Elm Creek (Blackguards and Plaster Saints)

‘Verse: Blackguards and Plaster Saints
Length/Rating: 273 words, PG, Gen
Pairings/Warnings: None
Summary: There are only two people left in Elm Creek who remember when it was simply The Ship, without qualifiers or descriptions required.

There are only two people left in Elm Creek who remember when it was simply The Ship, without qualifiers or descriptions required. Thirty years into the Hundred Years war and now it was ‘our ships’ and ‘their ships’ and ‘seeder ships’ and ‘warships’. The first ship was only a single note in a much larger song… at least to everyone but Sara and Jackson.

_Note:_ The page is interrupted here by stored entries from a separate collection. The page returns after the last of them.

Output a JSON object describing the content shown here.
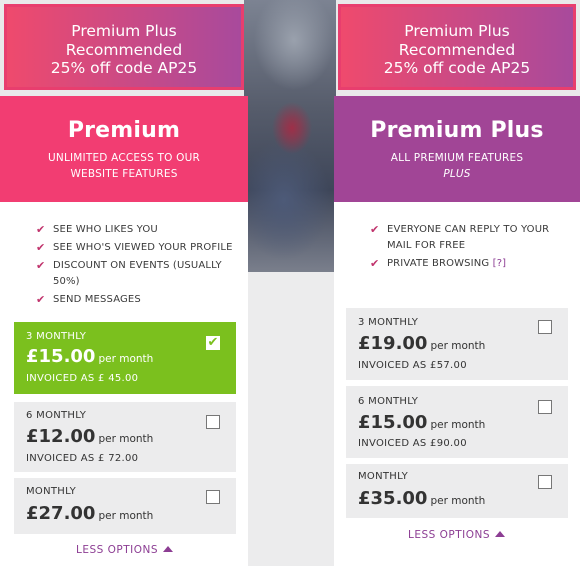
{
  "promo": {
    "line1": "Premium Plus",
    "line2": "Recommended",
    "line3": "25% off code AP25"
  },
  "plans": {
    "premium": {
      "name": "Premium",
      "subtitle_1": "UNLIMITED ACCESS TO OUR",
      "subtitle_2": "WEBSITE FEATURES",
      "features": [
        "SEE WHO LIKES YOU",
        "SEE WHO'S VIEWED YOUR PROFILE",
        "DISCOUNT ON EVENTS (USUALLY 50%)",
        "SEND MESSAGES"
      ],
      "options": [
        {
          "period": "3 MONTHLY",
          "price": "£15.00",
          "per": "per month",
          "invoiced": "INVOICED AS £ 45.00",
          "selected": true
        },
        {
          "period": "6 MONTHLY",
          "price": "£12.00",
          "per": "per month",
          "invoiced": "INVOICED AS £ 72.00",
          "selected": false
        },
        {
          "period": "MONTHLY",
          "price": "£27.00",
          "per": "per month",
          "invoiced": "",
          "selected": false
        }
      ],
      "less_options": "LESS OPTIONS"
    },
    "premium_plus": {
      "name": "Premium Plus",
      "subtitle_1": "ALL PREMIUM FEATURES",
      "subtitle_2": "PLUS",
      "features": [
        "EVERYONE CAN REPLY TO YOUR MAIL FOR FREE",
        "PRIVATE BROWSING"
      ],
      "help_link": "[?]",
      "options": [
        {
          "period": "3 MONTHLY",
          "price": "£19.00",
          "per": "per month",
          "invoiced": "INVOICED AS £57.00",
          "selected": false
        },
        {
          "period": "6 MONTHLY",
          "price": "£15.00",
          "per": "per month",
          "invoiced": "INVOICED AS £90.00",
          "selected": false
        },
        {
          "period": "MONTHLY",
          "price": "£35.00",
          "per": "per month",
          "invoiced": "",
          "selected": false
        }
      ],
      "less_options": "LESS OPTIONS"
    }
  },
  "icons": {
    "feature_check": "check-icon",
    "selected_checkbox": "checkbox-checked-icon",
    "empty_checkbox": "checkbox-empty-icon",
    "less_arrow": "triangle-up-icon"
  },
  "colors": {
    "premium_pink": "#f23d72",
    "premium_plus_purple": "#a14596",
    "selected_green": "#7bc01e",
    "link_purple": "#8c3d93",
    "check_color": "#c0336c",
    "option_grey": "#ececed"
  }
}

Jackson had taken to staying inside, with the broadcasts turned off, the music turned up, and all of the blinds screwed shut against the sky. He played old television shows, and radio broadcasts, cocooned in echoes seventy years gone. Mementos of a world that hadn’t learned to fear the stars.

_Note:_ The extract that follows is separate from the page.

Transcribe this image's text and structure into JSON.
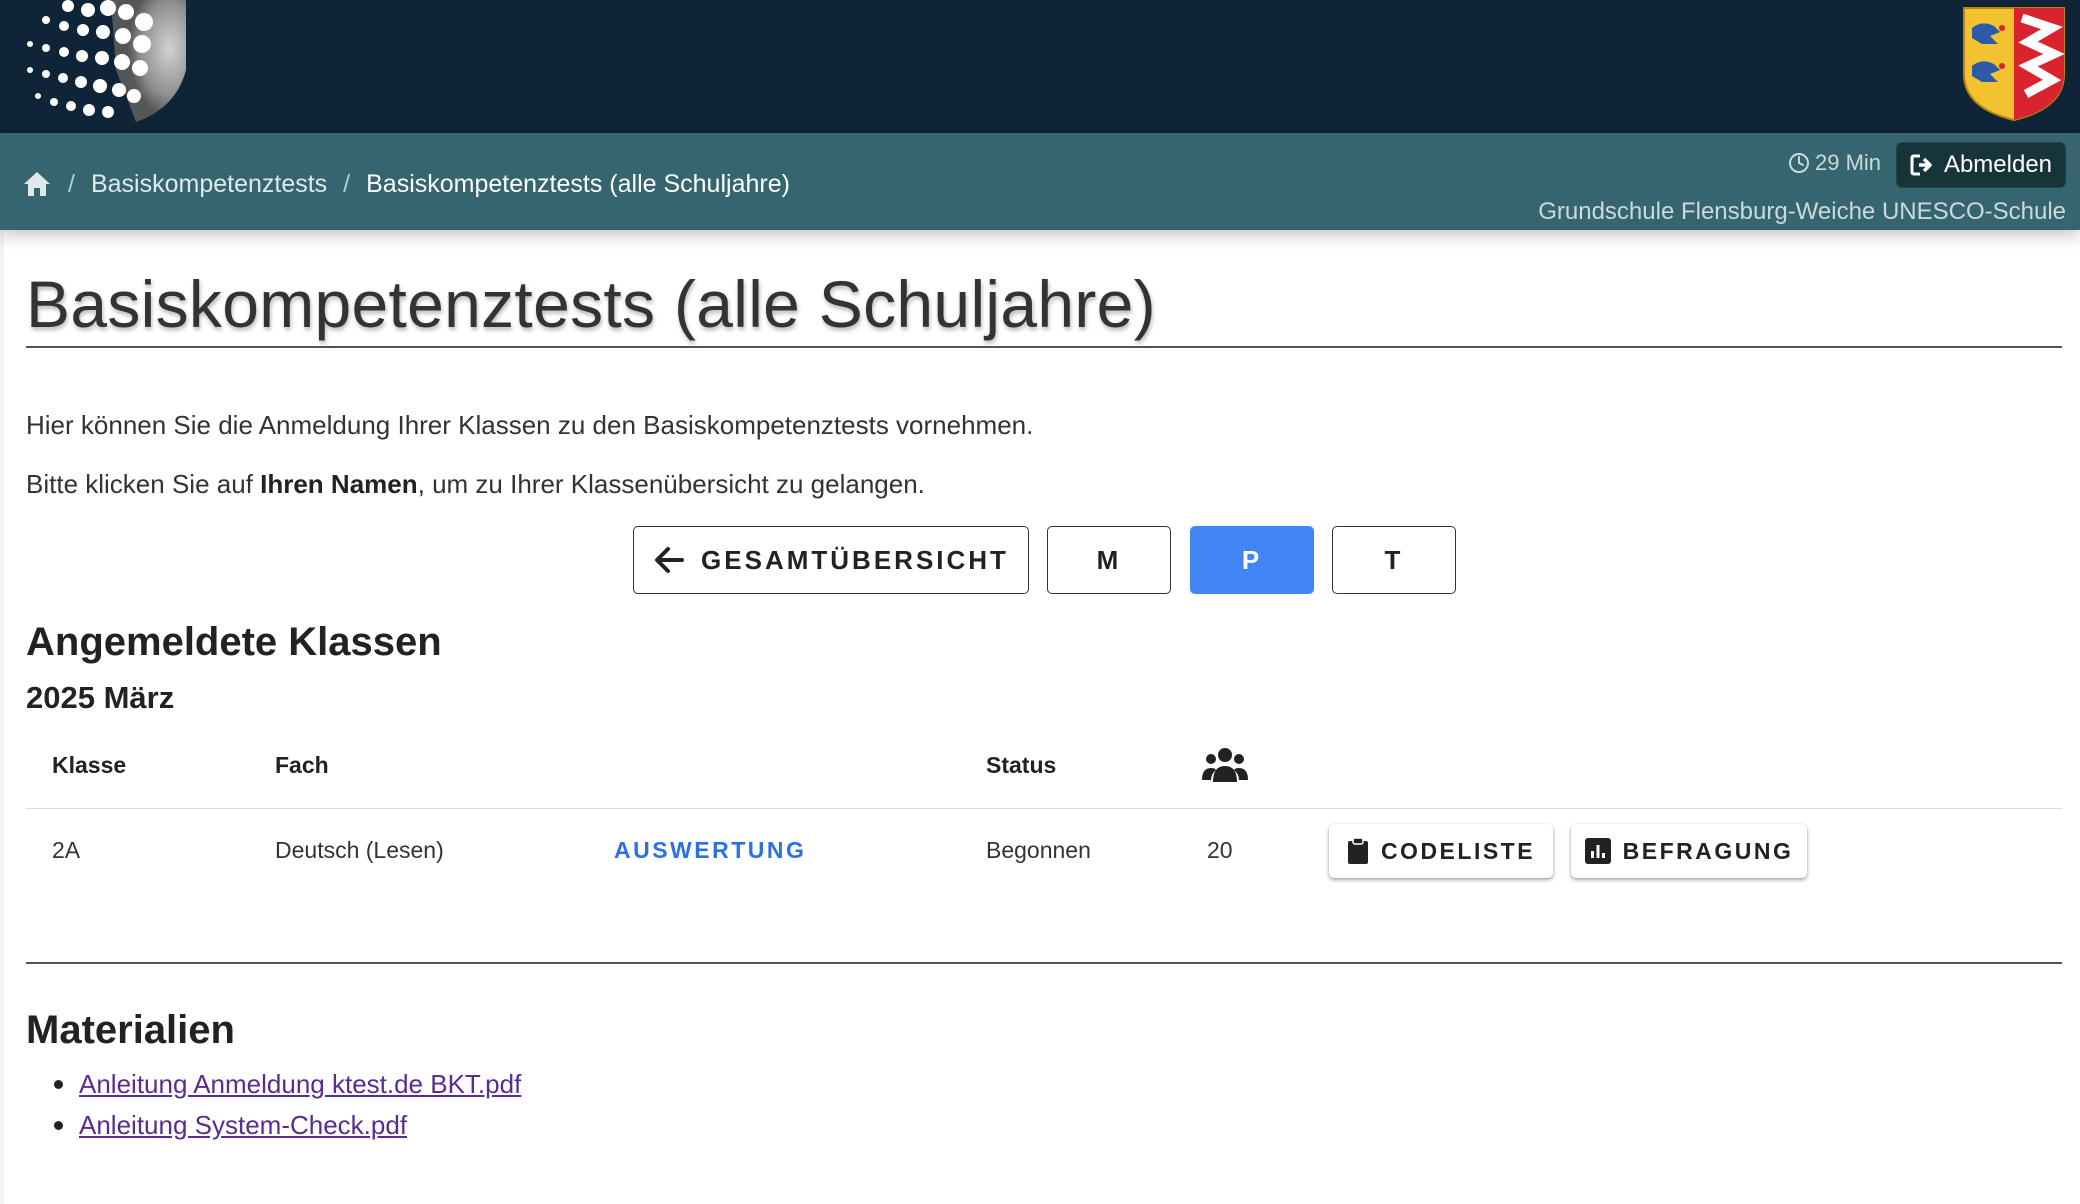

Sara visited him sometimes, just to soak in that long-forgotten childhood, but she never stayed long.

She’d been four when the Ship had arrived, just old enough to process the fact that something had gone terribly wrong, but not enough to understand why. She grew up in a world preparing for war, with silhouettes of the shipyards carving out gaps in the stars, and the decimation of the Lost Generation ahead of her.

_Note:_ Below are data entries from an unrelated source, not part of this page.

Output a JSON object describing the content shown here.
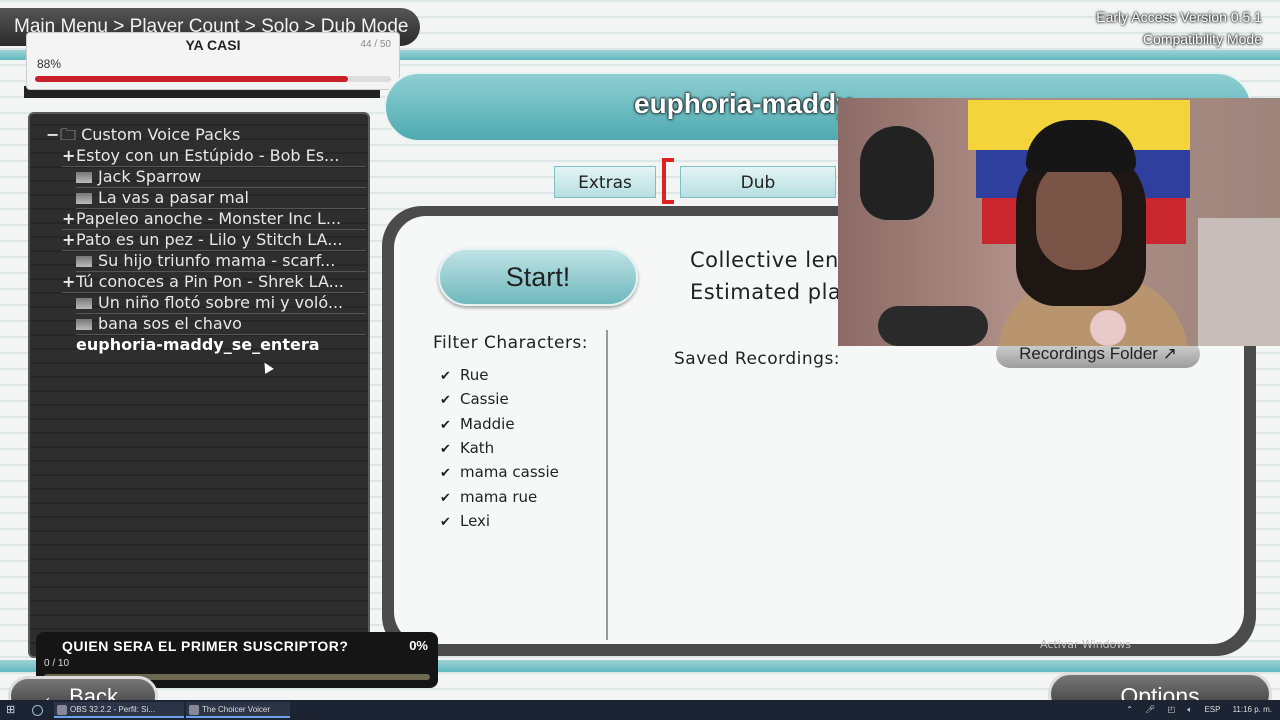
{
  "breadcrumb": "Main Menu > Player Count > Solo > Dub Mode",
  "version": {
    "line1": "Early Access Version 0.5.1",
    "line2": "Compatibility Mode"
  },
  "goal_top": {
    "title": "YA CASI",
    "count": "44 / 50",
    "percent": "88%",
    "progress": 0.88
  },
  "tree": {
    "root": "Custom Voice Packs",
    "items": [
      {
        "marker": "+",
        "label": "Estoy con un Estúpido - Bob Es..."
      },
      {
        "marker": "",
        "label": "Jack Sparrow"
      },
      {
        "marker": "",
        "label": "La vas a pasar mal"
      },
      {
        "marker": "+",
        "label": "Papeleo anoche - Monster Inc L..."
      },
      {
        "marker": "+",
        "label": "Pato es un pez - Lilo y Stitch LA..."
      },
      {
        "marker": "",
        "label": "Su hijo triunfo mama - scarf..."
      },
      {
        "marker": "+",
        "label": "Tú conoces a Pin Pon - Shrek LA..."
      },
      {
        "marker": "",
        "label": "Un niño flotó sobre mi y voló..."
      },
      {
        "marker": "",
        "label": "bana sos el chavo"
      }
    ],
    "selected": "euphoria-maddy_se_entera"
  },
  "header": {
    "title": "euphoria-maddy"
  },
  "tabs": {
    "extras": "Extras",
    "dub": "Dub"
  },
  "main": {
    "start_label": "Start!",
    "info1": "Collective len",
    "info2": "Estimated pla",
    "filter_title": "Filter Characters:",
    "filters": [
      "Rue",
      "Cassie",
      "Maddie",
      "Kath",
      "mama cassie",
      "mama rue",
      "Lexi"
    ],
    "saved_label": "Saved Recordings:",
    "recordings_folder": "Recordings Folder ↗",
    "watermark": "Activar Windows"
  },
  "goal_bottom": {
    "title": "QUIEN SERA EL PRIMER SUSCRIPTOR?",
    "percent": "0%",
    "count": "0 / 10",
    "progress": 0.0
  },
  "buttons": {
    "back": "Back",
    "options": "Options"
  },
  "taskbar": {
    "app1": "OBS 32.2.2 - Perfil: Si...",
    "app2": "The Choicer Voicer",
    "lang": "ESP",
    "time": "11:16 p. m."
  },
  "colors": {
    "accent_teal": "#5fb8bd",
    "progress_red": "#c7202a",
    "goal_yellow": "#d4c14a"
  }
}
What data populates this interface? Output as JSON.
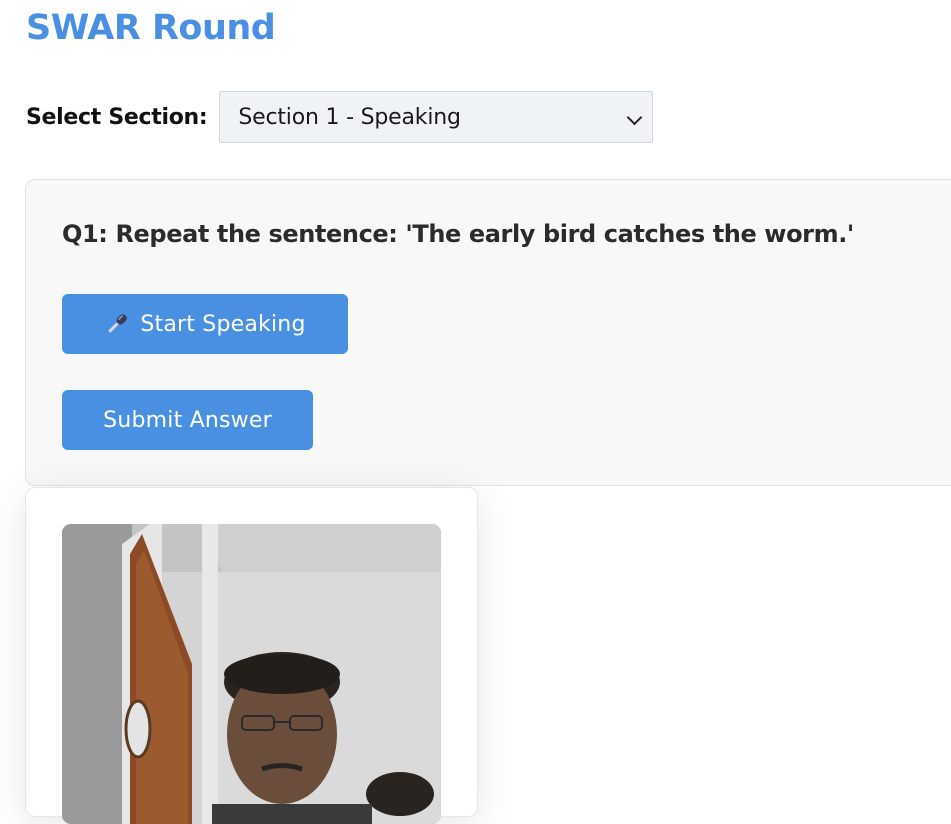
{
  "header": {
    "title": "SWAR Round"
  },
  "section_selector": {
    "label": "Select Section:",
    "selected": "Section 1 - Speaking"
  },
  "question": {
    "text": "Q1: Repeat the sentence: 'The early bird catches the worm.'"
  },
  "buttons": {
    "start_speaking_icon": "microphone-icon",
    "start_speaking": "Start Speaking",
    "submit": "Submit Answer"
  },
  "webcam": {
    "description_icon": "webcam-video-feed"
  },
  "colors": {
    "accent": "#4a90e2",
    "card_bg": "#f8f8f8",
    "select_bg": "#f0f3f6"
  }
}
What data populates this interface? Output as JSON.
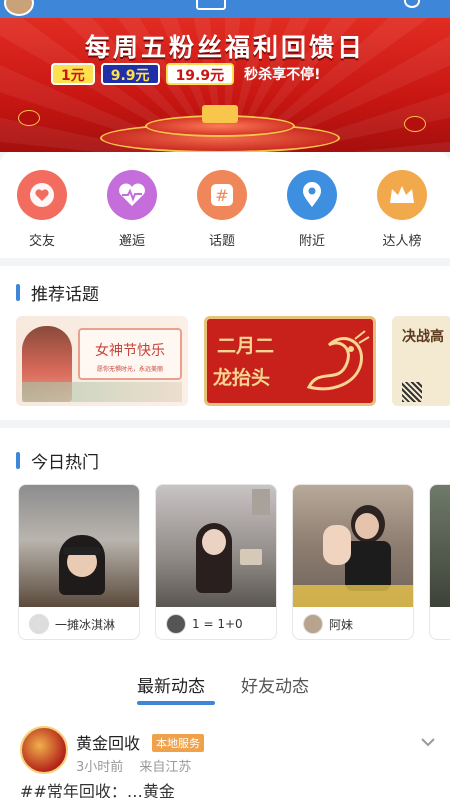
{
  "banner": {
    "headline": "每周五粉丝福利回馈日",
    "prices": [
      "1元",
      "9.9元",
      "19.9元"
    ],
    "tagline": "秒杀享不停!"
  },
  "quick_nav": [
    {
      "label": "交友",
      "icon": "heart-icon",
      "color": "#e9645d"
    },
    {
      "label": "邂逅",
      "icon": "heartbeat-icon",
      "color": "#c265d8"
    },
    {
      "label": "话题",
      "icon": "hashtag-icon",
      "color": "#ef8a5e"
    },
    {
      "label": "附近",
      "icon": "location-pin-icon",
      "color": "#3f8fe0"
    },
    {
      "label": "达人榜",
      "icon": "crown-icon",
      "color": "#f0a84a"
    }
  ],
  "topics": {
    "title": "推荐话题",
    "items": [
      {
        "title": "女神节快乐",
        "subtitle": "愿你无惧时光，永远美丽"
      },
      {
        "title": "二月二",
        "title2": "龙抬头"
      },
      {
        "title": "决战高"
      }
    ]
  },
  "hot": {
    "title": "今日热门",
    "cards": [
      {
        "name": "一摊冰淇淋"
      },
      {
        "name": "1 = 1+0"
      },
      {
        "name": "阿妹"
      }
    ]
  },
  "feed_tabs": {
    "latest": "最新动态",
    "friends": "好友动态"
  },
  "post": {
    "author": "黄金回收",
    "badge": "本地服务",
    "time": "3小时前",
    "source": "来自江苏",
    "preview": "##常年回收：…黄金"
  }
}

At forty-nine the first of the ‘their’ ships had arrived, five years into the hundred year window of war. They were sparse in the beginning, the battles that rained fiery debris that might have been Us and might have been Them. Thirty years in, the night had turned into a constant reminder of the children and grandchildren fighting and dying above them.

At seventy-one, she was too old to fight, but too young to give up, so Sara sat on her porch and cheered them on.